At a basic level, Prince’s Second Circuit victory clears away the need to ask why he did any of this. What of the transformation itself?. It’s not clear if Prince actually logged into Instagram and made the comment post, or if the newer work is itself an alteration of the existing Instagram post. That could make a great deal of difference. If Prince took an existing image, let’s say of kittens, then added some sexualized comment, he would be certainly in the neighborhood of the Cariou decision logic, such as it is, from the standpoint of transformation (kittens are to pornography as Roy Orbison is to 2LiveCrew, or something like that). But if all he did was print out a comment thread of which he was a part (within Instagram), he would have to argue that the original online comment was the visually transformative element, or that merely making a larger printout suffices. That would effectively abolish copyright on the Internet, which seems unlikely.

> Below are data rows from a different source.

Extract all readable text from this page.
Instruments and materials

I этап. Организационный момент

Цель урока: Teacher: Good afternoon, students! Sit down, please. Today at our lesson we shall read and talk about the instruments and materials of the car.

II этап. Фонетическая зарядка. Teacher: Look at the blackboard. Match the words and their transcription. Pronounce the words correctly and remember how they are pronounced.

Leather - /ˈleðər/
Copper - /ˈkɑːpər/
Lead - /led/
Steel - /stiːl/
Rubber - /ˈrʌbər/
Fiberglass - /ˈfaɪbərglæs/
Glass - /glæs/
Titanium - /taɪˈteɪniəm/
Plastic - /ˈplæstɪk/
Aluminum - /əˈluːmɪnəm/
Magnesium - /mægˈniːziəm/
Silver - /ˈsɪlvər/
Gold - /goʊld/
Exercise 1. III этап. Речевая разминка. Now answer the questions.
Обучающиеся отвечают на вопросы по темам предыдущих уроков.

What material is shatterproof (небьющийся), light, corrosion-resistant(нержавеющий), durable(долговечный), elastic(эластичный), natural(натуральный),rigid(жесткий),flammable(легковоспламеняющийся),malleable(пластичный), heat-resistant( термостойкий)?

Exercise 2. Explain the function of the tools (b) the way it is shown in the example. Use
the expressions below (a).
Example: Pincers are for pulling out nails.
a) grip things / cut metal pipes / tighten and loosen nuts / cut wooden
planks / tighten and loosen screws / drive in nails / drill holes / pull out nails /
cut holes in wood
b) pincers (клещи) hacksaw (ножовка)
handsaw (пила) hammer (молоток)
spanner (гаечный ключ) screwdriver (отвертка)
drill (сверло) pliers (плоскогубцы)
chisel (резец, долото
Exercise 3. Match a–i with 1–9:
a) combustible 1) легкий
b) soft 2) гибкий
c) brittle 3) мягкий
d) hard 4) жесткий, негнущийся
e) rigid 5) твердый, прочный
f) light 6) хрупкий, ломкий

There is little question that Prince is the agent provocateur in all this, and playfulness is an important part of free expression, whatever you think of him. And given the scale and publicity, there may well yet be litigation by one or more of the original photographers under copyright. At the same time, photographers in particular feel under siege and unsure of how much they can protect their work. But something almost no one thinks about because of their ubiquity, is the terms one agrees to even by venturing onto social media. The Instagram Terms of Use state (bold added):
Rights
5. The Service contains content owned or licensed by Instagram ("Instagram Content"). Instagram Content is protected by copyright, trademark, patent, trade secret and other laws, and, as between you and Instagram, Instagram owns and retains all rights in the Instagram Content and the Service. You will not remove, alter or conceal any copyright, trademark, service mark or other proprietary rights notices incorporated in or accompanying the Instagram Content and you will not reproduce, modify, adapt, prepare derivative works based on, perform, display, publish, distribute, transmit, broadcast, sell, license or otherwise exploit the Instagram Content.

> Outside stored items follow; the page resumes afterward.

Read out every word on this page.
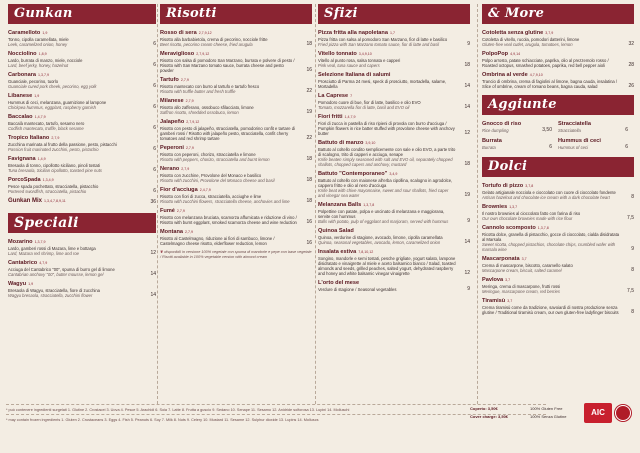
Gunkan
Caramelloto 1,9
Tonno, cipolla caramellata, miele
Leek, caramelized onion, honey	6
Nocciolino 1,8,9
Lardo, burrata di manzo, miele, nocciole
Lard, beef jerky, honey, hazelnut	6
Carbonara 1,3,7,9
Guanciale, pecorino, tuorlo
Guanciale cured pork cheek, pecorino, egg yolk	6
Libanese 1,9
Hummus di ceci, melanzana, guarnizione al lampone
Chickpea hummus, eggplant, raspberry garnish	6
Baccalao 1,4,7,9
Baccalà mantecato, tartufo, sesamo nero
Codfish mantecato, truffle, black sesame	6
Tropico Italiano 2,7,9
Zucchina marinata al frutto della passione, pesto, pistacchi
Passion fruit marinated zucchini, pesto, pistachio	6
Favignana 1,4,9
Bresaola di tonno, cipollotto siciliano, pinoli tostati
Tuna bresaola, Sicilian cipollotto, toasted pine nuts	6
PorcoSpada 1,3,4,9
Pesce spada pochettato, stracciatella, pistacchio
Portered swordfish, stracciatella, pistachio	6
Gunkan Mix 1,3,4,7,8,9,11	36
Speciali
Mozarino 1,3,7,9
Lardo, gamberi rossi di Mazara, lime e bottarga
Lard, Mazara red shrimp, lime and roe	12
Cantabrico 4,7,9
Acciuga del Cantabrico "00", spuma di burro gel di limone
Cantabrian anchovy "00", butter mousse, lemon gel	14
Wagyu 1,9
Bresaola di Wagyu, stracciatella, fiore di zucchina
Wagyu bresaola, stracciatella, zucchini flower	14
Risotti
Rosso di sera 2,7,9,12
Risotto alla barbabietola, crema di pecorino, nocciole fritte
Beet risotto, pecorino cream cheese, fried arugula	18
Meraviglioso 2,7,9,12
Risotto con salsa di pomodoro San Marzano, burrata e polvere di pesto / Risotto with San Marzano tomato sauce, burrata cheese and pesto powder	16
Tartufo 2,7,9
Risotto mantecato con burro al tartufo e tartufo fresco
Risotto with truffle butter and fresh truffle	22
Milanese 2,7,9
Risotto allo zafferano, ossobuco sfilacciato, limone
Saffron risotto, shredded ossobuco, lemon	19
Jalapeño 2,7,9,12
Risotto con pesto di jalapeño, stracciatella, pomodorino confit e tartare di gamberi rossi / Risotto with jalapeño pesto, stracciatella, confit cherry tomatoes and red shrimp tartare	22
Peperoni 2,7,9
Risotto con peperoni, chorizo, stracciatella e limone
Risotto with peppers, chorizo, stracciatella and burnt lemon	18
Nerano 2,7,9
Risotto con zucchine, Provolone del Monaco e basilico
Risotto with zucchini, Provolone del Monaco cheese and basil	18
Fior d'acciuga 2,4,7,9
Risotto con fiori di zucca, stracciatella, acciughe e lime
Risotto with zucchini flowers, stracciatella cheese, anchovies and lime	18
Fumé 2,7,9
Risotto con melanzana bruciata, scamorza affumicata e riduzione di vino / Risotto with burnt eggplant, smoked scamorza cheese and wine reduction 16
Montana 2,7,9
Risotto al Castelmagno, riduzione ai fiori di sambuco, limone / Castelmagno cheese risotto, elderflower reduction, lemon	16
❦ disponibili in versione 100% vegetale con spuma di mandorle e pepe con base vegetale / Risotti available in 100% vegetable version with almond cream
Sfizi
Pizza fritta alla napoletana 1,7
Pizza fritta con salsa al pomodoro San Marzano, fior di latte e basilico
Fried pizza with San Marzano tomato sauce, fior di latte and basil	9
Vitello tonnato 3,4,9,10
Vitello al punto rosa, salsa tonnata e capperi
Pink veal, tuna sauce and capers	18
Selezione Italiana di salumi
Prosciutto di Parma 24 mesi, speck di prosciutto, mortadella, salame, Mortadella	14
La Caprese 7
Pomodoro cuore di bue, fior di latte, basilico e olio EVO
Tomato, mozzarella fior di latte, basil and EVO oil	14
Fiori fritti 1,4,7,9
Fiori di zucca in pastella di riso ripieni di provola con burro d'acciuga / Pumpkin flowers in rice batter stuffed with provolone cheese with anchovy butter	12
Battuto di manzo 3,9,10
Battuto al coltello condito semplicemente con sale e olio EVO, a parte trito di scalogno, trito di capperi e acciuga, senape
Knife beaten simply seasoned with salt and EVO oil, separately chopped shallots, chopped capers and anchovy, mustard	18
Battuto "Contemporaneo" 3,4,9
Battuto al coltello con maionese all'erba cipollina, scalogno in agrodolce, cappero fritto e olio al nero d'acciuga
Knife beat with chive mayonnaise, sweet and sour shallots, fried caper and vinegar sea water	19
Melanzana Balls 1,3,7,8
Polpettine con patate, polpa e uncinato di melanzana e maggiorana, servite con hummus
Balls with potato, pulp of eggplant and marjoram, served with hummus	9
Quinoa Salad
Quinoa, verdurine di stagione, avocado, limone, cipolla caramellata
Quinoa, seasonal vegetables, avocado, lemon, caramelized onion	14
Insalata estiva 7,8,10,12
Songino, mandorle e semi tostati, pesche grigliate, yogurt salato, lampone disidratato e vinaigrette al miele e aceto balsamico bianco / Salad, toasted almonds and seeds, grilled peaches, salted yogurt, dehydrated raspberry and honey and white balsamic vinegar vinaigrette	12
L'orto del mese
Verdure di stagione / Seasonal vegetables	9
& More
Cotoletta senza glutine 3,7,9
Cotoletta di vitello, rucola, pomodori datterini, limone
Gluten-free veal cutlet, arugula, tomatoes, lemon	32
PolpoPop 4,9,14
Polpo arrosto, patate schiacciate, paprika, olio al prezzemolo rosso / Roasted octopus, smashed potatoes, paprika, red bell pepper aioli	28
Ombrina al verde 4,7,9,10
Trancio di ombrina, crema di fagiolini al limone, bagna cauda, insalatina / Slice of ombrine, cream of romano beans, bagna cauda, salad	26
Aggiunte
Gnocco di riso
Rice dumpling	3,50
Stracciatella
Stracciatella	6
Burrata
Burrata	6
Hummus di ceci
Hummus of ceci	6
Dolci
Tortufo di pizzo 3,7,8
Gelato artigianale nocciola e cioccolato con cuore di cioccolato fondente
Artisan hazelnut and chocolate ice cream with a dark chocolate heart	8
Brownies 1,3,7
Il nostro brownies al cioccolato fatto con farina di riso
Our own chocolate brownies made with rice flour	7,5
Cannolo scomposto 1,3,7,8
Ricotta dolce, granella di pistacchio, gocce di cioccolato, cialda disidratata al Marsala
Sweet ricotta, chopped pistachios, chocolate chips, crumbled wafer with marsala wine	9
Mascarponata 3,7
Crema di mascarpone, biscotto, caramello salato
Mascarpone cream, biscuit, salted caramel	8
Pavlova 3,7
Meringa, crema di mascarpone, frutti rossi
Meringue, mascarpone cream, red berries	7,5
Tiramisù 3,7
Crema tiramisù come da tradizione, savoiardi di nostra produzione senza glutine / Traditional tiramisù cream, our own gluten-free ladyfinger biscuits	8
* può contenere ingredienti surgelati 1. Glutine 2. Crostacei 3. Uova 4. Pesce 5. Arachidi 6. Soia 7. Latte 8. Frutta a guscio 9. Sedano 10. Senape 11. Sesamo 12. Anidride solforosa 13. Lupini 14. Molluschi
* may contain frozen ingredients 1. Gluten 2. Crustaceans 3. Eggs 4. Fish 5. Peanuts 6. Soy 7. Milk 8. Nuts 9. Celery 10. Mustard 11. Sesame 12. Sulphur dioxide 13. Lupins 14. Molluscs
Coperto: 3,50€	100% Gluten Free
Cover charge: 3,50€	100% Senza Glutine	AIC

That is seemingly precisely what Prince has done. So even if he could claim fair use against the original photographer successfully, he may not be able to escape an old-fashioned contract third-party beneficiary argument. If Prince used Instagram (and a review of the site indicates that “@richardprince1234” is a real user), he agreed to its terms of use, and the other content providers could be the beneficiaries of that agreement (not to prepare derivative works).
Prince will clearly continue to push the envelope, so further twists and turns are all but certain.